BOGOTA (AP) - A mortar attack by leftist rebels in Colombia’s cocaine-producing southeastern jungle killed four soldiers from an elite counter-guerrilla unit and left another one missing, military officials said Tuesday.
A platoon from the 7th Mobile Brigade was retrieving the bodies of two guerrillas killed in a bombardment when the soldiers came under attack, Defense Minister Juan Manuel Santos told reporters.
He said one soldier was also wounded in Monday’s attack by the Revolutionary Armed Forces of Colombia, or FARC, in an area of Guaviare state known as Cano Flauta. The Guaviare region is laced with rivers, thick jungle and plantations of coca, the basis for cocaine, which finances Colombia’s illegal armed groups.
Armed Forces chief Gen. Freddy Padilla said in a statement that a lieutenant and four soldiers with whom contact was lost during combat were found Tuesday afternoon “in excellent condition.”
The four deaths bring to 74 the number of Colombian soldiers killed in combat this year, according to the Defense Ministry. In addition, 28 police officers have been killed.

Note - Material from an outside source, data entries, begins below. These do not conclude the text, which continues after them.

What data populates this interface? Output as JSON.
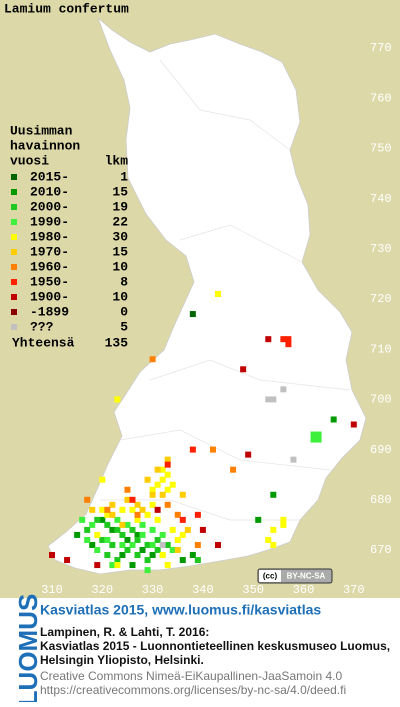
{
  "title": "Lamium confertum",
  "legend": {
    "header": [
      "Uusimman",
      "havainnon",
      "vuosi"
    ],
    "count_header": "lkm",
    "rows": [
      {
        "label": "2015-",
        "count": 1,
        "color": "#006400",
        "cells": [
          [
            338,
            717
          ]
        ]
      },
      {
        "label": "2010-",
        "count": 15,
        "color": "#009a00",
        "cells": [
          [
            366,
            696
          ],
          [
            354,
            681
          ],
          [
            351,
            676
          ],
          [
            320,
            676
          ],
          [
            322,
            674
          ],
          [
            325,
            672
          ],
          [
            328,
            670
          ],
          [
            330,
            669
          ],
          [
            315,
            673
          ],
          [
            318,
            671
          ],
          [
            326,
            667
          ],
          [
            336,
            668
          ],
          [
            338,
            669
          ],
          [
            327,
            673
          ],
          [
            324,
            669
          ]
        ]
      },
      {
        "label": "2000-",
        "count": 19,
        "color": "#1fc81f",
        "cells": [
          [
            319,
            676
          ],
          [
            321,
            675
          ],
          [
            323,
            674
          ],
          [
            324,
            673
          ],
          [
            326,
            674
          ],
          [
            327,
            672
          ],
          [
            329,
            671
          ],
          [
            331,
            670
          ],
          [
            320,
            672
          ],
          [
            322,
            671
          ],
          [
            325,
            670
          ],
          [
            327,
            669
          ],
          [
            329,
            668
          ],
          [
            331,
            672
          ],
          [
            333,
            671
          ],
          [
            317,
            674
          ],
          [
            321,
            669
          ],
          [
            323,
            668
          ],
          [
            339,
            668
          ]
        ]
      },
      {
        "label": "1990-",
        "count": 22,
        "color": "#3cf03c",
        "cells": [
          [
            362,
            693
          ],
          [
            363,
            693
          ],
          [
            362,
            692
          ],
          [
            363,
            692
          ],
          [
            316,
            676
          ],
          [
            318,
            675
          ],
          [
            323,
            676
          ],
          [
            325,
            675
          ],
          [
            328,
            675
          ],
          [
            330,
            674
          ],
          [
            332,
            673
          ],
          [
            319,
            670
          ],
          [
            321,
            672
          ],
          [
            324,
            671
          ],
          [
            326,
            671
          ],
          [
            328,
            673
          ],
          [
            330,
            671
          ],
          [
            332,
            669
          ],
          [
            334,
            670
          ],
          [
            317,
            672
          ],
          [
            329,
            666
          ],
          [
            322,
            667
          ]
        ]
      },
      {
        "label": "1980-",
        "count": 30,
        "color": "#ffff00",
        "cells": [
          [
            343,
            721
          ],
          [
            323,
            700
          ],
          [
            320,
            684
          ],
          [
            333,
            685
          ],
          [
            334,
            683
          ],
          [
            332,
            684
          ],
          [
            331,
            683
          ],
          [
            333,
            682
          ],
          [
            324,
            678
          ],
          [
            326,
            678
          ],
          [
            330,
            679
          ],
          [
            356,
            676
          ],
          [
            354,
            674
          ],
          [
            356,
            675
          ],
          [
            354,
            671
          ],
          [
            353,
            672
          ],
          [
            323,
            667
          ],
          [
            332,
            669
          ],
          [
            333,
            667
          ],
          [
            319,
            673
          ],
          [
            321,
            677
          ],
          [
            329,
            677
          ],
          [
            331,
            676
          ],
          [
            334,
            674
          ],
          [
            335,
            672
          ],
          [
            327,
            676
          ],
          [
            320,
            678
          ],
          [
            330,
            682
          ],
          [
            332,
            686
          ],
          [
            336,
            673
          ]
        ]
      },
      {
        "label": "1970-",
        "count": 15,
        "color": "#ffcc00",
        "cells": [
          [
            330,
            681
          ],
          [
            332,
            681
          ],
          [
            333,
            688
          ],
          [
            328,
            678
          ],
          [
            322,
            679
          ],
          [
            325,
            680
          ],
          [
            337,
            674
          ],
          [
            327,
            679
          ],
          [
            324,
            675
          ],
          [
            336,
            681
          ],
          [
            329,
            684
          ],
          [
            331,
            686
          ],
          [
            318,
            678
          ],
          [
            335,
            670
          ],
          [
            322,
            677
          ]
        ]
      },
      {
        "label": "1960-",
        "count": 10,
        "color": "#ff8000",
        "cells": [
          [
            330,
            708
          ],
          [
            342,
            690
          ],
          [
            346,
            686
          ],
          [
            321,
            678
          ],
          [
            327,
            677
          ],
          [
            335,
            677
          ],
          [
            333,
            679
          ],
          [
            317,
            680
          ],
          [
            339,
            671
          ],
          [
            325,
            682
          ]
        ]
      },
      {
        "label": "1950-",
        "count": 8,
        "color": "#ff2000",
        "cells": [
          [
            356,
            712
          ],
          [
            357,
            711
          ],
          [
            357,
            712
          ],
          [
            338,
            690
          ],
          [
            333,
            687
          ],
          [
            326,
            680
          ],
          [
            339,
            677
          ],
          [
            336,
            676
          ]
        ]
      },
      {
        "label": "1900-",
        "count": 10,
        "color": "#c00000",
        "cells": [
          [
            353,
            712
          ],
          [
            348,
            706
          ],
          [
            370,
            695
          ],
          [
            349,
            689
          ],
          [
            310,
            669
          ],
          [
            343,
            671
          ],
          [
            313,
            668
          ],
          [
            319,
            667
          ],
          [
            331,
            678
          ],
          [
            340,
            674
          ]
        ]
      },
      {
        "label": "-1899",
        "count": 0,
        "color": "#8b0000",
        "cells": []
      },
      {
        "label": "???",
        "count": 5,
        "color": "#c0c0c0",
        "cells": [
          [
            356,
            702
          ],
          [
            353,
            700
          ],
          [
            354,
            700
          ],
          [
            358,
            688
          ],
          [
            332,
            671
          ]
        ]
      }
    ],
    "total_label": "Yhteensä",
    "total": 135
  },
  "map": {
    "xticks": [
      310,
      320,
      330,
      340,
      350,
      360,
      370
    ],
    "yticks": [
      670,
      680,
      690,
      700,
      710,
      720,
      730,
      740,
      750,
      760,
      770
    ]
  },
  "cc_badge": [
    "(cc)",
    "BY-NC-SA"
  ],
  "footer": {
    "logo": "LUOMUS",
    "link": "Kasviatlas 2015, www.luomus.fi/kasviatlas",
    "citation": [
      "Lampinen, R. & Lahti, T. 2016:",
      "Kasviatlas 2015 - Luonnontieteellinen keskusmuseo Luomus,",
      "Helsingin Yliopisto, Helsinki."
    ],
    "license": [
      "Creative Commons Nimeä-EiKaupallinen-JaaSamoin 4.0",
      "https://creativecommons.org/licenses/by-nc-sa/4.0/deed.fi"
    ]
  }
}
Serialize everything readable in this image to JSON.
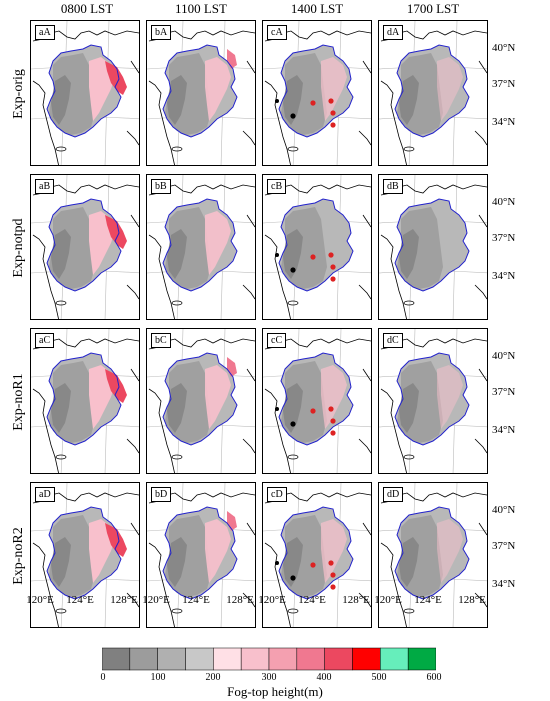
{
  "columns": [
    "0800 LST",
    "1100 LST",
    "1400 LST",
    "1700 LST"
  ],
  "rows": [
    "Exp-orig",
    "Exp-notpd",
    "Exp-noR1",
    "Exp-noR2"
  ],
  "panel_labels": [
    [
      "aA",
      "bA",
      "cA",
      "dA"
    ],
    [
      "aB",
      "bB",
      "cB",
      "dB"
    ],
    [
      "aC",
      "bC",
      "cC",
      "dC"
    ],
    [
      "aD",
      "bD",
      "cD",
      "dD"
    ]
  ],
  "lat_labels": [
    "40°N",
    "37°N",
    "34°N"
  ],
  "lon_labels": [
    "120°E",
    "124°E",
    "128°E"
  ],
  "colorbar": {
    "label": "Fog-top height(m)",
    "ticks": [
      "0",
      "100",
      "200",
      "300",
      "400",
      "500",
      "600"
    ],
    "colors": [
      "#808080",
      "#9c9c9c",
      "#b0b0b0",
      "#c8c8c8",
      "#ffe0e6",
      "#f8c0cc",
      "#f4a0b0",
      "#f07890",
      "#ec4860",
      "#ff0000",
      "#66eebb",
      "#00aa44"
    ]
  },
  "markers": {
    "black": "#000000",
    "red": "#dd2222"
  }
}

Colombia’s U.S.-backed military has made significant inroads against the FARC since 2005, when 717 soldiers and police were killed in combat by Defense Ministry count. Last year, that number dropped to 373, by official count.
Military analysts have speculated that the FARC could launch serious attacks this week, the one-year anniversary of the death of the rebel movement’s founding commander, Manuel Marulanda.
Colombia’s news media have carried reports in recent days about the armed forces supposedly closing in on a top FARC commander named Jorge Briceno, or “Mono Jojoy” after finding caves in the Macarena mountain range just west of Guaviare believed to have served as hideouts for his fighters.
Briceno is the FARC’s field marshal and commands its Eastern Bloc, which operates in Guaviare.